Nous savons tous que, demain, les métiers seront massivement numériques. C'est une évidence pour Syntec Numérique, dont les entreprises représentent 80% du chiffre d'affaires du secteur et près de 450.000 personnes, et créent chaque année des milliers d'emplois - plus de 19.000 l'année dernière.

La transformation numérique est à la fois économique, politique, sociétale et culturelle, et les actifs, actuels ou futurs, doivent être capables d'en maîtriser les usages. Pour cela, nous devons répondre à trois défis centraux : la formation, la féminisation et la transformation des métiers.

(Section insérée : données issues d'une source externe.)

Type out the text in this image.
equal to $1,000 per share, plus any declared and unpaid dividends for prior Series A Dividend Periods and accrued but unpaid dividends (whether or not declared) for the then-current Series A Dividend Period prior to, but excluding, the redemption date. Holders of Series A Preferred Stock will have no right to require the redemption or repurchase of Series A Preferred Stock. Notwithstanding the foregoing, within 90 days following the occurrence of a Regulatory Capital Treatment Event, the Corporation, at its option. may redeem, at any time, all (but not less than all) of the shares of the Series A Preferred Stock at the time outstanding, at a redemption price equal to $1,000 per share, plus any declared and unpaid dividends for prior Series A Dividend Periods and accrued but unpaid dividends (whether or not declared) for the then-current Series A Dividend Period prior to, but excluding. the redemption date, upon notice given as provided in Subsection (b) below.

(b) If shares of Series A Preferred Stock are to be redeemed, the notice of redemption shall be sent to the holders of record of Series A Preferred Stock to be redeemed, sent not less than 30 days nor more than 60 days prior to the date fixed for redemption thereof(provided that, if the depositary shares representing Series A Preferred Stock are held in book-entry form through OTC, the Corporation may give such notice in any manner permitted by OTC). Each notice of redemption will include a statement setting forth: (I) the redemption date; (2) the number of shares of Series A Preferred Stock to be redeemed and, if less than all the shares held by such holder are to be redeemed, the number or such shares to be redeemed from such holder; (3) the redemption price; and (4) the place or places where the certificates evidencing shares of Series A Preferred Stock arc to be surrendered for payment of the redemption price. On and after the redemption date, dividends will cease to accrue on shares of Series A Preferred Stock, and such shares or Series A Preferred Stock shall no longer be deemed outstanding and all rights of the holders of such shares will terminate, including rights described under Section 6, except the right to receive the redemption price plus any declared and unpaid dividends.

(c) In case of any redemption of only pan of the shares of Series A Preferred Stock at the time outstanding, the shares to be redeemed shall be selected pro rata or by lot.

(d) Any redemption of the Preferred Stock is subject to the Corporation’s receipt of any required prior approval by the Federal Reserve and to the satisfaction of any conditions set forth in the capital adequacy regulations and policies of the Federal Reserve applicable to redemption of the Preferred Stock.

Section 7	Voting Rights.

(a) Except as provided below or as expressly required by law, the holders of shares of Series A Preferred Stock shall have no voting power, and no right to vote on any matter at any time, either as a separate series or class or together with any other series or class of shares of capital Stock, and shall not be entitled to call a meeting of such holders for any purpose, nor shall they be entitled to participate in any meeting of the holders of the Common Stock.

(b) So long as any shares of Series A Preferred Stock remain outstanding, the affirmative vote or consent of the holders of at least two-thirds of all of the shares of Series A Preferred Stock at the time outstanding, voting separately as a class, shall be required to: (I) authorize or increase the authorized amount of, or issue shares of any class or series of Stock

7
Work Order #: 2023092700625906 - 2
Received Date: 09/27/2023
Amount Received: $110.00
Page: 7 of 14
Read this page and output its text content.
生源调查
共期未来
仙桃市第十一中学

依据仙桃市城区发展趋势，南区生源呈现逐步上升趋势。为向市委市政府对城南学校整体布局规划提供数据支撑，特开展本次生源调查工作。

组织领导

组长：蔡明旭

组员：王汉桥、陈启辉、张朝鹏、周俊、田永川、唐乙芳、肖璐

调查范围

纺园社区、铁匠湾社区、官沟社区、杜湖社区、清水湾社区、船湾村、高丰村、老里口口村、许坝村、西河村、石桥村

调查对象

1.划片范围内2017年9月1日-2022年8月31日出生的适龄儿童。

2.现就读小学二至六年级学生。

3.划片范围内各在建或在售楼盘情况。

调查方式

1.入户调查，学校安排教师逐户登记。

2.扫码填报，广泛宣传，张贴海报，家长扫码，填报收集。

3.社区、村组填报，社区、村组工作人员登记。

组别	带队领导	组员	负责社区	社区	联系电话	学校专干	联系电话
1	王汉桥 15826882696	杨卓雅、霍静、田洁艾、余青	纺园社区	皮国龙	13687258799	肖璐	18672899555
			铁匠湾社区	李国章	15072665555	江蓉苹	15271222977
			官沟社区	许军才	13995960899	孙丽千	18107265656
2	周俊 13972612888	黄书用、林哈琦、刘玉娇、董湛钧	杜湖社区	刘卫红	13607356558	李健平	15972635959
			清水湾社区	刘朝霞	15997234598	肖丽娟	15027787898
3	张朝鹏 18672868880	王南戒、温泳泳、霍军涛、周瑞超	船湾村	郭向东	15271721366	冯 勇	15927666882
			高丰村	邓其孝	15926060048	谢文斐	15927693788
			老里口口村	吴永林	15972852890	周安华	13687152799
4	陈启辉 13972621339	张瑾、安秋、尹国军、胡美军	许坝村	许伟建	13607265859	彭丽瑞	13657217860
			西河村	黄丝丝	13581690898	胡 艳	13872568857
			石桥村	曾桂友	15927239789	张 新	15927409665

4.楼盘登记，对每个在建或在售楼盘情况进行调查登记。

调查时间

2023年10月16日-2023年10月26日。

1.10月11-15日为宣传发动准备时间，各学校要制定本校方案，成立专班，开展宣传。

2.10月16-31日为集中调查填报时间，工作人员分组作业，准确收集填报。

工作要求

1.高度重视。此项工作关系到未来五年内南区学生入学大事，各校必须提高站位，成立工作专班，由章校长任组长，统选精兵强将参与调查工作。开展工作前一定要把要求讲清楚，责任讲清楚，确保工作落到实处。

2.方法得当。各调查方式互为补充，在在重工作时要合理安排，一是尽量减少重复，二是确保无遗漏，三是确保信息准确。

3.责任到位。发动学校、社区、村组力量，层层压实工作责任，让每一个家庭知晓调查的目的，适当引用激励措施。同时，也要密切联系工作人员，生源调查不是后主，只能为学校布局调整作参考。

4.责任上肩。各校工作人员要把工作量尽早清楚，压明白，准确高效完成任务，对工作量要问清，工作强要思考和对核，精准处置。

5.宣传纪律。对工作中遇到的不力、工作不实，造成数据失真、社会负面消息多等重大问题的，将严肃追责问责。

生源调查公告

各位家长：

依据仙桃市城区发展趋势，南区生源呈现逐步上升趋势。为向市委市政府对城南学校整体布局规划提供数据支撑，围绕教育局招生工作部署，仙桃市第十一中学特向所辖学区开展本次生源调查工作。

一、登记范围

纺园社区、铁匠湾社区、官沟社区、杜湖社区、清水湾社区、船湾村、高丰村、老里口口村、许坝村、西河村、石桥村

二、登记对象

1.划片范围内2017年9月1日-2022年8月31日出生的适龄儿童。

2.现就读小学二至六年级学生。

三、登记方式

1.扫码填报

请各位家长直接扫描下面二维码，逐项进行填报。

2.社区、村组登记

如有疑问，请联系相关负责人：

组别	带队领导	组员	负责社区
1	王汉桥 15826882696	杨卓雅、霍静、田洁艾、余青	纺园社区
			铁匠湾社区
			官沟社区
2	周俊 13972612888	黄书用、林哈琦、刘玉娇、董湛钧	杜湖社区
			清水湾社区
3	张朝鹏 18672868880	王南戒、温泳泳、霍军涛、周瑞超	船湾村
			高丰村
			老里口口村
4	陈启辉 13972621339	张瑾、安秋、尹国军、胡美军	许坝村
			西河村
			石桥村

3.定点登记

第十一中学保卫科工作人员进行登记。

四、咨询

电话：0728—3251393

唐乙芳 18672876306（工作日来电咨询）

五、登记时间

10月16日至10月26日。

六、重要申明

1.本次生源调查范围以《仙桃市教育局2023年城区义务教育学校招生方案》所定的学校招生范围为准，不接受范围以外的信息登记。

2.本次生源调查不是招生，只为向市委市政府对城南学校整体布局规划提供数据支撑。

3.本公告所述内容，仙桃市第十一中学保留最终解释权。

Tous les acteurs doivent s'engager ensemble au service de la formation - État et régions, entreprises et organismes de formation, écoles et universités. Cela englobe à la fois la formation initiale des écoliers, collégiens, lycéens et étudiants, et la formation continue tout au long de la vie. Depuis 2014, Syntec Numérique a fait des propositions sur l'enseignement scolaire et supérieur. Les choses avancent et nous nous en réjouissons, comme par exemple la mission confiée à Cédric Villani sur l'enseignement des mathématiques. Mieux former les enseignants, et apprendre aux enfants à aimer les maths ou à coder, est un formidable challenge pour la France.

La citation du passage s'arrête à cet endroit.